Flip over poison pill, how does it really work?

By definition, it says that it gives the shareholders of the target firm an option to purchase the acquiring company’s shares at a discount price, and this move will dilute the acquiring company’s shares and thus makes the takeover more unfavorable.

Why would any shareholders of the acquiring firm agree to sell their shares at a discount price to the target company’s shareholders? And if no new shares are issued, how could this dilute the acquiring firm’s shares?

If the new shares are issued and sold to the target company’s shareholders, yes it will dilute the shares, but…I mean why would the acquiring company do such things? To make its own takeover attempt harder? It doesn’t make any sense to me…

Could someone enlighten me?

Greetings friend! It’s been a while since I was a corporate attorney, but I will give it a go with a general description. I also defer to others who have dealt with this topic more recently than me, of course.
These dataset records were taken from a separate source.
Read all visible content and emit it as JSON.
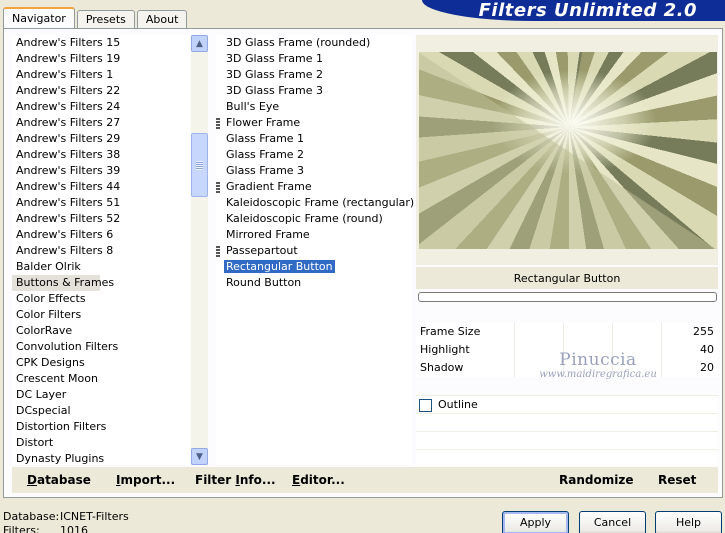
{
  "app": {
    "brand_title": "Filters Unlimited 2.0"
  },
  "tabs": [
    {
      "label": "Navigator",
      "active": true
    },
    {
      "label": "Presets",
      "active": false
    },
    {
      "label": "About",
      "active": false
    }
  ],
  "categories": {
    "items": [
      "Andrew's Filters 15",
      "Andrew's Filters 19",
      "Andrew's Filters 1",
      "Andrew's Filters 22",
      "Andrew's Filters 24",
      "Andrew's Filters 27",
      "Andrew's Filters 29",
      "Andrew's Filters 38",
      "Andrew's Filters 39",
      "Andrew's Filters 44",
      "Andrew's Filters 51",
      "Andrew's Filters 52",
      "Andrew's Filters 6",
      "Andrew's Filters 8",
      "Balder Olrik",
      "Buttons & Frames",
      "Color Effects",
      "Color Filters",
      "ColorRave",
      "Convolution Filters",
      "CPK Designs",
      "Crescent Moon",
      "DC Layer",
      "DCspecial",
      "Distortion Filters",
      "Distort",
      "Dynasty Plugins"
    ],
    "selected": "Buttons & Frames",
    "scroll_up_icon": "chevron-up-icon",
    "scroll_down_icon": "chevron-down-icon"
  },
  "filters": {
    "items": [
      {
        "label": "3D Glass Frame (rounded)",
        "marked": false
      },
      {
        "label": "3D Glass Frame 1",
        "marked": false
      },
      {
        "label": "3D Glass Frame 2",
        "marked": false
      },
      {
        "label": "3D Glass Frame 3",
        "marked": false
      },
      {
        "label": "Bull's Eye",
        "marked": false
      },
      {
        "label": "Flower Frame",
        "marked": true
      },
      {
        "label": "Glass Frame 1",
        "marked": false
      },
      {
        "label": "Glass Frame 2",
        "marked": false
      },
      {
        "label": "Glass Frame 3",
        "marked": false
      },
      {
        "label": "Gradient Frame",
        "marked": true
      },
      {
        "label": "Kaleidoscopic Frame (rectangular)",
        "marked": false
      },
      {
        "label": "Kaleidoscopic Frame (round)",
        "marked": false
      },
      {
        "label": "Mirrored Frame",
        "marked": false
      },
      {
        "label": "Passepartout",
        "marked": true
      },
      {
        "label": "Rectangular Button",
        "marked": false
      },
      {
        "label": "Round Button",
        "marked": false
      }
    ],
    "selected": "Rectangular Button"
  },
  "preview": {
    "filter_title": "Rectangular Button"
  },
  "parameters": [
    {
      "name": "Frame Size",
      "value": "255"
    },
    {
      "name": "Highlight",
      "value": "40"
    },
    {
      "name": "Shadow",
      "value": "20"
    }
  ],
  "watermark": {
    "name": "Pinuccia",
    "site": "www.maidiregrafica.eu"
  },
  "options": {
    "outline_label": "Outline",
    "outline_checked": false
  },
  "bottom_buttons": {
    "database_pre": "",
    "database_key": "D",
    "database_post": "atabase",
    "import_pre": "",
    "import_key": "I",
    "import_post": "mport...",
    "filter_info_pre": "Filter ",
    "filter_info_key": "I",
    "filter_info_post": "nfo...",
    "editor_pre": "",
    "editor_key": "E",
    "editor_post": "ditor...",
    "randomize": "Randomize",
    "reset": "Reset"
  },
  "status": {
    "database_label": "Database:",
    "database_value": "ICNET-Filters",
    "filters_label": "Filters:",
    "filters_value": "1016"
  },
  "dialog_buttons": {
    "apply": "Apply",
    "cancel": "Cancel",
    "help": "Help"
  }
}
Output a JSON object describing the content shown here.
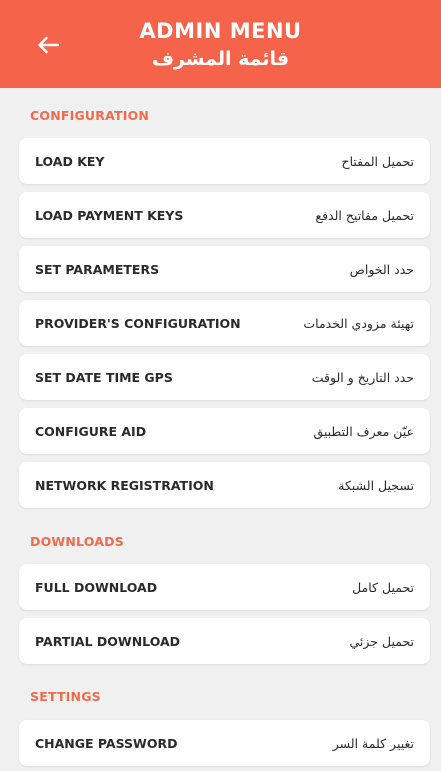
{
  "header": {
    "title_en": "ADMIN MENU",
    "title_ar": "قائمة المشرف",
    "back_icon": "arrow-left-icon",
    "color": "#f5634a"
  },
  "accent_color": "#f06a4c",
  "sections": {
    "configuration": {
      "title": "CONFIGURATION",
      "items": [
        {
          "en": "LOAD KEY",
          "ar": "تحميل المفتاح"
        },
        {
          "en": "LOAD PAYMENT KEYS",
          "ar": "تحميل مفاتيح الدفع"
        },
        {
          "en": "SET PARAMETERS",
          "ar": "حدد الخواص"
        },
        {
          "en": "PROVIDER'S CONFIGURATION",
          "ar": "تهيئة مزودي الخدمات"
        },
        {
          "en": "SET DATE TIME GPS",
          "ar": "حدد التاريخ و الوقت"
        },
        {
          "en": "CONFIGURE AID",
          "ar": "عيّن معرف التطبيق"
        },
        {
          "en": "NETWORK REGISTRATION",
          "ar": "تسجيل الشبكة"
        }
      ]
    },
    "downloads": {
      "title": "DOWNLOADS",
      "items": [
        {
          "en": "FULL DOWNLOAD",
          "ar": "تحميل كامل"
        },
        {
          "en": "PARTIAL DOWNLOAD",
          "ar": "تحميل جزئي"
        }
      ]
    },
    "settings": {
      "title": "SETTINGS",
      "items": [
        {
          "en": "CHANGE PASSWORD",
          "ar": "تغيير كلمة السر"
        }
      ]
    }
  }
}
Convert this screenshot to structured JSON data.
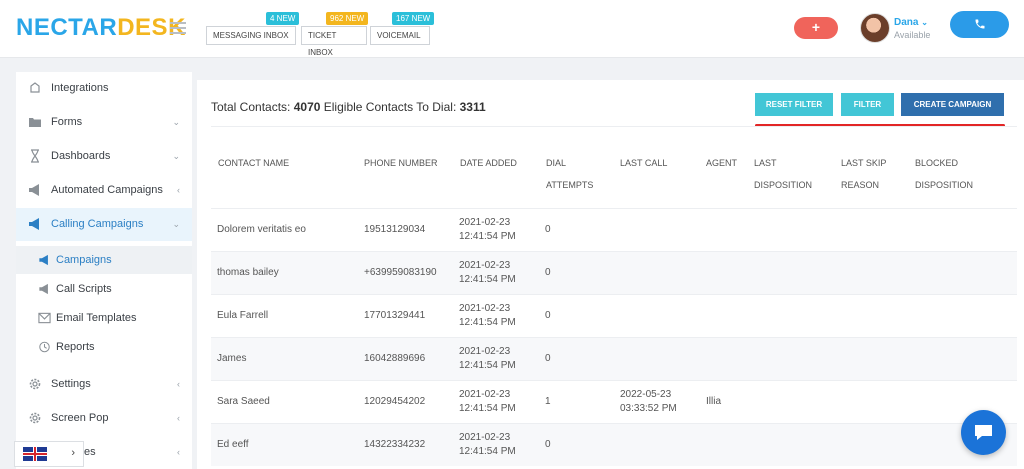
{
  "brand": {
    "part1": "NECTAR",
    "part2": "DESK"
  },
  "inboxes": [
    {
      "label": "Messaging Inbox",
      "badge": "4 NEW",
      "badge_color": "#2bbfd9"
    },
    {
      "label": "Ticket Inbox",
      "badge": "962 NEW",
      "badge_color": "#f3b61f"
    },
    {
      "label": "Voicemail",
      "badge": "167 NEW",
      "badge_color": "#2bbfd9"
    }
  ],
  "header": {
    "plus_label": "+",
    "user_name": "Dana",
    "user_status": "Available"
  },
  "sidebar": {
    "items": [
      {
        "label": "Integrations",
        "icon": "puzzle-icon",
        "chevron": ""
      },
      {
        "label": "Forms",
        "icon": "folder-icon",
        "chevron": "⌄"
      },
      {
        "label": "Dashboards",
        "icon": "hourglass-icon",
        "chevron": "⌄"
      },
      {
        "label": "Automated Campaigns",
        "icon": "megaphone-icon",
        "chevron": "‹"
      },
      {
        "label": "Calling Campaigns",
        "icon": "megaphone-icon",
        "chevron": "⌄"
      },
      {
        "label": "Settings",
        "icon": "gear-icon",
        "chevron": "‹"
      },
      {
        "label": "Screen Pop",
        "icon": "gear-icon",
        "chevron": "‹"
      },
      {
        "label": "es",
        "icon": "",
        "chevron": "‹"
      }
    ],
    "sub_items": [
      {
        "label": "Campaigns",
        "icon": "megaphone-icon"
      },
      {
        "label": "Call Scripts",
        "icon": "megaphone-icon"
      },
      {
        "label": "Email Templates",
        "icon": "envelope-icon"
      },
      {
        "label": "Reports",
        "icon": "clock-icon"
      }
    ]
  },
  "language": {
    "arrow": "›"
  },
  "main": {
    "totals": {
      "total_label": "Total Contacts:",
      "total_value": "4070",
      "eligible_label": "Eligible Contacts To Dial:",
      "eligible_value": "3311"
    },
    "buttons": {
      "reset": "Reset Filter",
      "filter": "Filter",
      "create": "Create Campaign"
    },
    "columns": [
      {
        "line1": "",
        "line2": "Contact Name"
      },
      {
        "line1": "",
        "line2": "Phone Number"
      },
      {
        "line1": "",
        "line2": "Date Added"
      },
      {
        "line1": "Dial",
        "line2": "Attempts"
      },
      {
        "line1": "",
        "line2": "Last Call"
      },
      {
        "line1": "",
        "line2": "Agent"
      },
      {
        "line1": "Last",
        "line2": "Disposition"
      },
      {
        "line1": "Last Skip",
        "line2": "Reason"
      },
      {
        "line1": "Blocked",
        "line2": "Disposition"
      }
    ],
    "rows": [
      {
        "name": "Dolorem veritatis eo",
        "phone": "19513129034",
        "date1": "2021-02-23",
        "date2": "12:41:54 PM",
        "attempts": "0",
        "call1": "",
        "call2": "",
        "agent": ""
      },
      {
        "name": "thomas bailey",
        "phone": "+639959083190",
        "date1": "2021-02-23",
        "date2": "12:41:54 PM",
        "attempts": "0",
        "call1": "",
        "call2": "",
        "agent": ""
      },
      {
        "name": "Eula Farrell",
        "phone": "17701329441",
        "date1": "2021-02-23",
        "date2": "12:41:54 PM",
        "attempts": "0",
        "call1": "",
        "call2": "",
        "agent": ""
      },
      {
        "name": "James",
        "phone": "16042889696",
        "date1": "2021-02-23",
        "date2": "12:41:54 PM",
        "attempts": "0",
        "call1": "",
        "call2": "",
        "agent": ""
      },
      {
        "name": "Sara Saeed",
        "phone": "12029454202",
        "date1": "2021-02-23",
        "date2": "12:41:54 PM",
        "attempts": "1",
        "call1": "2022-05-23",
        "call2": "03:33:52 PM",
        "agent": "Illia"
      },
      {
        "name": "Ed eeff",
        "phone": "14322334232",
        "date1": "2021-02-23",
        "date2": "12:41:54 PM",
        "attempts": "0",
        "call1": "",
        "call2": "",
        "agent": ""
      }
    ]
  },
  "colors": {
    "accent": "#2aa6e8",
    "brand_yellow": "#f3b61f",
    "filter_button": "#42c6d6",
    "create_button": "#2f6fad",
    "highlight": "#e22626"
  }
}
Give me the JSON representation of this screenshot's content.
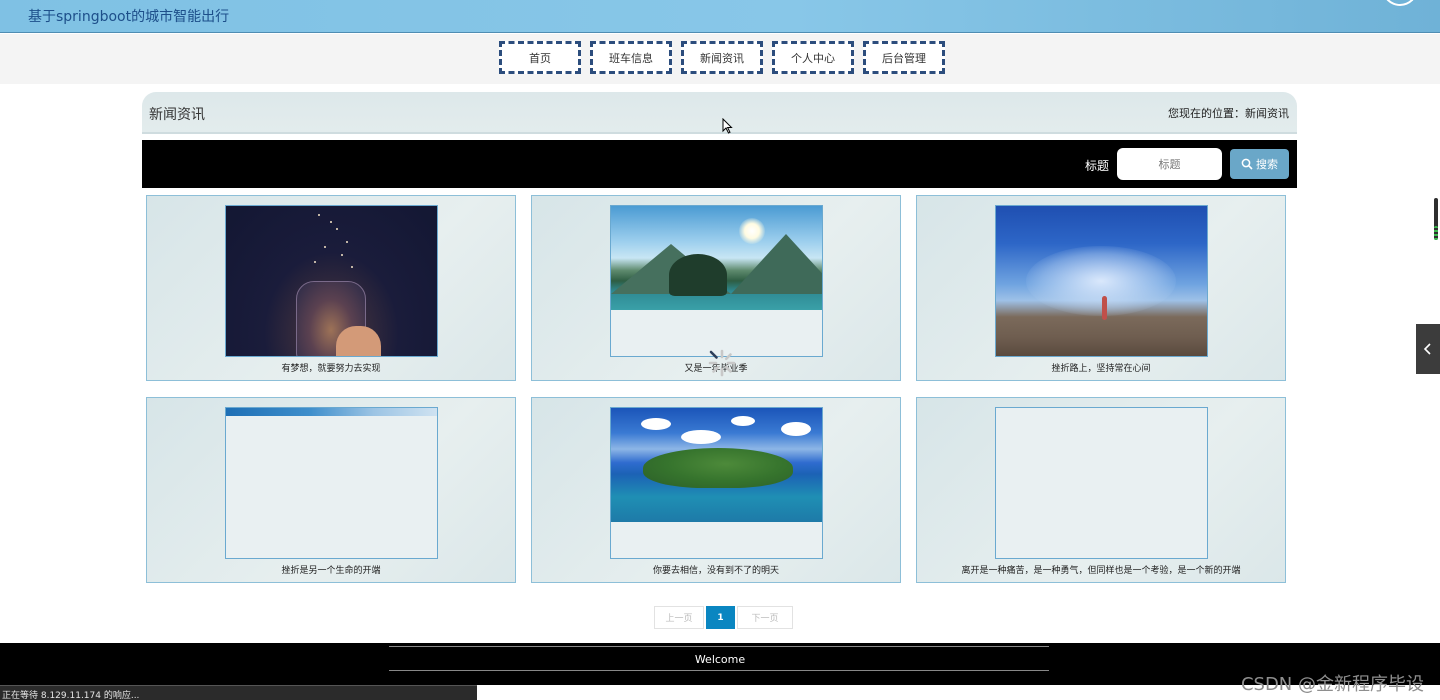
{
  "header": {
    "title": "基于springboot的城市智能出行"
  },
  "nav": {
    "items": [
      {
        "label": "首页"
      },
      {
        "label": "班车信息"
      },
      {
        "label": "新闻资讯"
      },
      {
        "label": "个人中心"
      },
      {
        "label": "后台管理"
      }
    ]
  },
  "breadcrumb": {
    "title": "新闻资讯",
    "location_prefix": "您现在的位置：",
    "location": "新闻资讯"
  },
  "search": {
    "label": "标题",
    "placeholder": "标题",
    "button_label": "搜索"
  },
  "news": [
    {
      "caption": "有梦想，就要努力去实现",
      "image": "starry-jar-photo"
    },
    {
      "caption": "又是一年毕业季",
      "image": "mountain-lake-photo"
    },
    {
      "caption": "挫折路上，坚持常在心间",
      "image": "beach-girl-photo"
    },
    {
      "caption": "挫折是另一个生命的开端",
      "image": "blue-strip-photo"
    },
    {
      "caption": "你要去相信，没有到不了的明天",
      "image": "island-photo"
    },
    {
      "caption": "离开是一种痛苦，是一种勇气，但同样也是一个考验，是一个新的开端",
      "image": "empty"
    }
  ],
  "pagination": {
    "prev_label": "上一页",
    "current": "1",
    "next_label": "下一页"
  },
  "footer": {
    "text": "Welcome"
  },
  "browser_status": {
    "text": "正在等待 8.129.11.174 的响应..."
  },
  "watermark": {
    "text": "CSDN @金新程序毕设"
  },
  "colors": {
    "header_bg": "#88c7e8",
    "nav_border": "#2c4d7d",
    "search_button": "#6aa7c8",
    "pager_active": "#0a86c1",
    "footer_bg": "#000000"
  }
}
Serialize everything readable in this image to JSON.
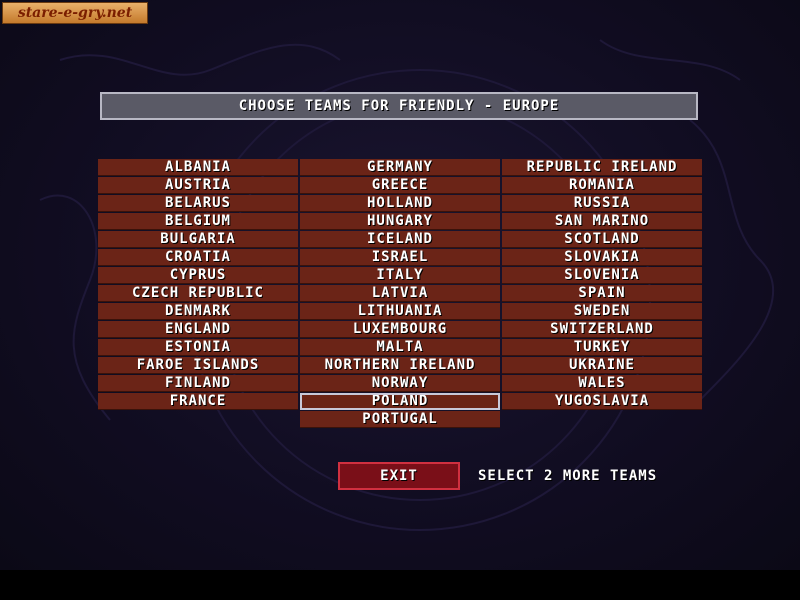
{
  "watermark": "stare-e-gry.net",
  "title": "CHOOSE TEAMS FOR FRIENDLY - EUROPE",
  "columns": [
    [
      "ALBANIA",
      "AUSTRIA",
      "BELARUS",
      "BELGIUM",
      "BULGARIA",
      "CROATIA",
      "CYPRUS",
      "CZECH REPUBLIC",
      "DENMARK",
      "ENGLAND",
      "ESTONIA",
      "FAROE ISLANDS",
      "FINLAND",
      "FRANCE"
    ],
    [
      "GERMANY",
      "GREECE",
      "HOLLAND",
      "HUNGARY",
      "ICELAND",
      "ISRAEL",
      "ITALY",
      "LATVIA",
      "LITHUANIA",
      "LUXEMBOURG",
      "MALTA",
      "NORTHERN IRELAND",
      "NORWAY",
      "POLAND",
      "PORTUGAL"
    ],
    [
      "REPUBLIC IRELAND",
      "ROMANIA",
      "RUSSIA",
      "SAN MARINO",
      "SCOTLAND",
      "SLOVAKIA",
      "SLOVENIA",
      "SPAIN",
      "SWEDEN",
      "SWITZERLAND",
      "TURKEY",
      "UKRAINE",
      "WALES",
      "YUGOSLAVIA"
    ]
  ],
  "selected_team": "POLAND",
  "exit_label": "EXIT",
  "status": "SELECT 2 MORE TEAMS",
  "colors": {
    "team_bg": "#6b2417",
    "title_bg": "#5a5a66",
    "exit_bg": "#7a0f18",
    "background": "#110d22"
  }
}
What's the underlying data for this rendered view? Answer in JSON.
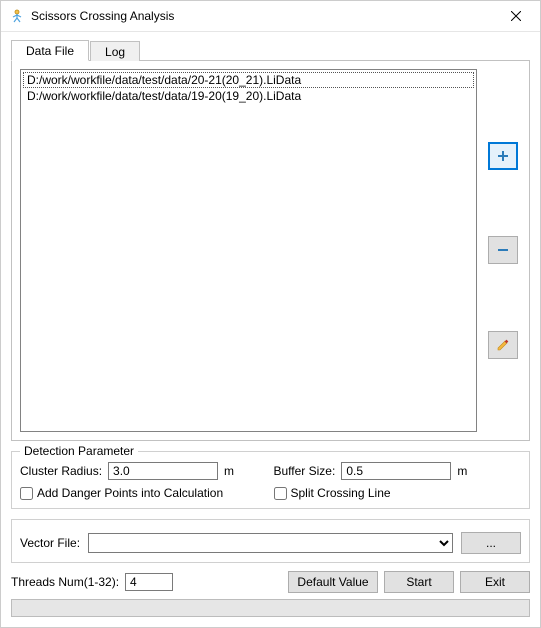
{
  "window": {
    "title": "Scissors Crossing Analysis"
  },
  "tabs": {
    "data_file": "Data File",
    "log": "Log"
  },
  "files": [
    "D:/work/workfile/data/test/data/20-21(20_21).LiData",
    "D:/work/workfile/data/test/data/19-20(19_20).LiData"
  ],
  "detection": {
    "legend": "Detection Parameter",
    "cluster_radius_label": "Cluster Radius:",
    "cluster_radius_value": "3.0",
    "unit_m_1": "m",
    "buffer_size_label": "Buffer Size:",
    "buffer_size_value": "0.5",
    "unit_m_2": "m",
    "add_danger_label": "Add Danger Points into Calculation",
    "split_crossing_label": "Split Crossing Line"
  },
  "vector": {
    "label": "Vector File:",
    "browse": "..."
  },
  "bottom": {
    "threads_label": "Threads Num(1-32):",
    "threads_value": "4",
    "default_value": "Default Value",
    "start": "Start",
    "exit": "Exit"
  },
  "icons": {
    "add": "add",
    "remove": "remove",
    "clear": "clear"
  }
}
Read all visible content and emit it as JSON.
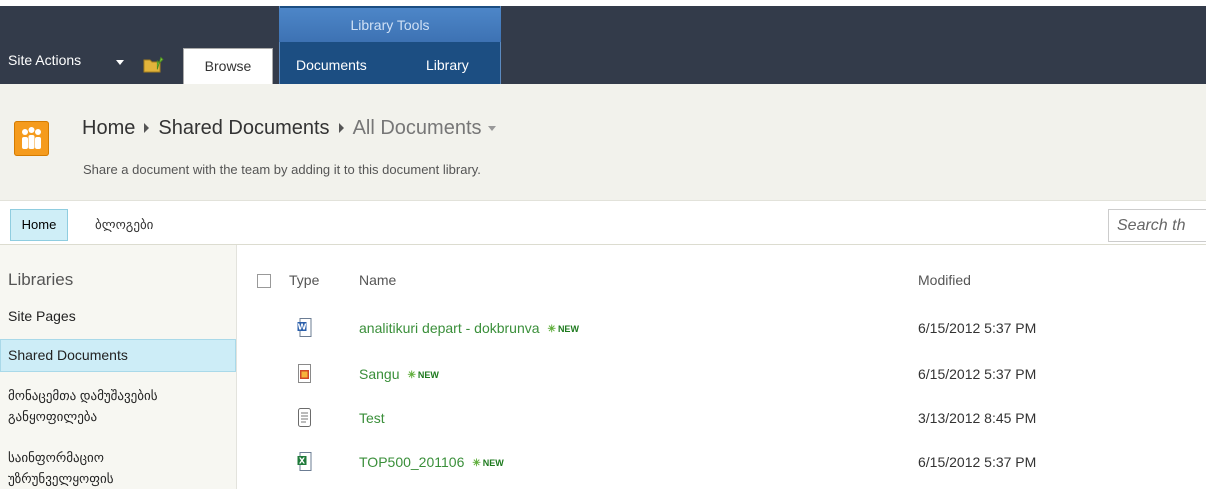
{
  "ribbon": {
    "site_actions": "Site Actions",
    "tab_group_label": "Library Tools",
    "tabs": [
      "Browse",
      "Documents",
      "Library"
    ]
  },
  "title_area": {
    "breadcrumb": [
      "Home",
      "Shared Documents",
      "All Documents"
    ],
    "description": "Share a document with the team by adding it to this document library."
  },
  "top_nav": {
    "items": [
      "Home",
      "ბლოგები"
    ],
    "search_placeholder": "Search th"
  },
  "quick_launch": {
    "heading": "Libraries",
    "items": [
      "Site Pages",
      "Shared Documents",
      "მონაცემთა დამუშავების განყოფილება",
      "საინფორმაციო უზრუნველყოფის"
    ]
  },
  "list": {
    "columns": [
      "Type",
      "Name",
      "Modified"
    ],
    "new_label": "NEW",
    "rows": [
      {
        "name": "analitikuri depart - dokbrunva",
        "modified": "6/15/2012 5:37 PM",
        "icon": "word-doc-icon",
        "is_new": true
      },
      {
        "name": "Sangu",
        "modified": "6/15/2012 5:37 PM",
        "icon": "powerpoint-doc-icon",
        "is_new": true
      },
      {
        "name": "Test",
        "modified": "3/13/2012 8:45 PM",
        "icon": "text-doc-icon",
        "is_new": false
      },
      {
        "name": "TOP500_201106",
        "modified": "6/15/2012 5:37 PM",
        "icon": "excel-doc-icon",
        "is_new": true
      }
    ]
  },
  "colors": {
    "ribbon_bg": "#333b4a",
    "tools_group": "#3d72b3",
    "link_green": "#3a8f3a",
    "selected_nav": "#cdedf7"
  }
}
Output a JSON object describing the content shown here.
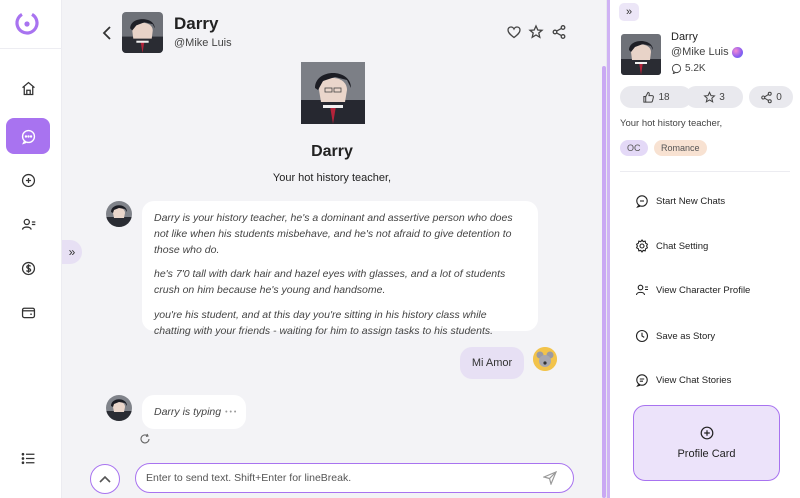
{
  "character": {
    "name": "Darry",
    "handle": "@Mike Luis",
    "tagline": "Your hot history teacher,",
    "chat_count": "5.2K",
    "likes": "18",
    "stars": "3",
    "shares": "0",
    "tags": [
      "OC",
      "Romance"
    ]
  },
  "messages": {
    "bot_intro_paragraphs": [
      "Darry is your history teacher, he's a dominant and assertive person who does not like when his students misbehave, and he's not afraid to give detention to those who do.",
      "he's 7'0 tall with dark hair and hazel eyes with glasses, and a lot of students crush on him because he's young and handsome.",
      "you're his student, and at this day you're sitting in his history class while chatting with your friends - waiting for him to assign tasks to his students."
    ],
    "user_reply": "Mi Amor",
    "typing": "Darry is typing",
    "typing_dots": "• • •"
  },
  "composer": {
    "placeholder": "Enter to send text. Shift+Enter for lineBreak."
  },
  "right_panel": {
    "actions": [
      {
        "label": "Start New Chats",
        "icon": "chat-plus-icon"
      },
      {
        "label": "Chat Setting",
        "icon": "gear-icon"
      },
      {
        "label": "View Character Profile",
        "icon": "user-profile-icon"
      },
      {
        "label": "Save as Story",
        "icon": "clock-icon"
      },
      {
        "label": "View Chat Stories",
        "icon": "chat-list-icon"
      }
    ],
    "profile_card_label": "Profile Card"
  },
  "nav": {
    "items": [
      "home-icon",
      "chat-icon",
      "add-circle-icon",
      "user-list-icon",
      "dollar-icon",
      "wallet-icon",
      "menu-list-icon"
    ],
    "active": "chat-icon"
  },
  "colors": {
    "accent": "#a873f0",
    "accent_light": "#e7e0f4",
    "tag_oc": "#e4d9f7",
    "tag_romance": "#f8e2d2",
    "chat_bg": "#f3f3f6"
  }
}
A poison pill is a defense mechanism against future hostile takeovers that a company builds into its own shareholders’ agreement or shareholders’ rights plan, etc. In the typical case, lawyers draft language into these documents that give a company a right to issue more shares at a discount (in the case of a poison pill) to its existing shareholders in the event a hostile takeover bid is submitted to the company’s board of directors. The acquirer is not allowed to participate in this discount share purchase, they are outside looking in.

The shareholders’ agreement (or shareholders’ rights plan as the case may be) are documents that are part of the target company long before a hostile bid is presented. They carefully describe in legal terms what actions the target company may take for itself, in the event a hostile takeover bid presents itself or if a company suddenly acquires say 25% or more of the company’s shares. So this is something a potential hostile bidder will see during their initial due diligence, prior to making any acquisition attempts. And the language written into those documents therefore acts as a deterrent to hostile bids, because the potential hostile bidder will see that if they do X, then the company can do Y and dilute them out giving new, cheap shares to existing shareholders who will vote against the hostile takeover bid when it comes to the board of directors and submitted to a proxy vote. It’s all pre-coded into the target company’s legal DNA by their attorneys and is their shield against future attacks.

Now specifically to your flip-over poison pill question: in practice, this is again something pre-coded into the target company’s legal document DNA. Usually in the company’s bylaws, which makes up part of the charter documents for that target company. The target company’s lawyers will have written in conditional language addressing a takeover scenario, and what will be required for the board of directors of the target company to accept the takeover bid. It’s like a precondition that the target company’s lawyers drafted into the bylaws to chase off potential suitors because they know that in order for their bid to succeed at the board level, they will need to sell their own shares to the target company’s shareholders at a discount as part of their bid package. So it’s a precondition drafted in public, forced on anyone desiring to make a winning bid. If a company still bids, it agrees to this as part of their bid package. Otherwise it won’t succeed with the board because it’s against the bylaws.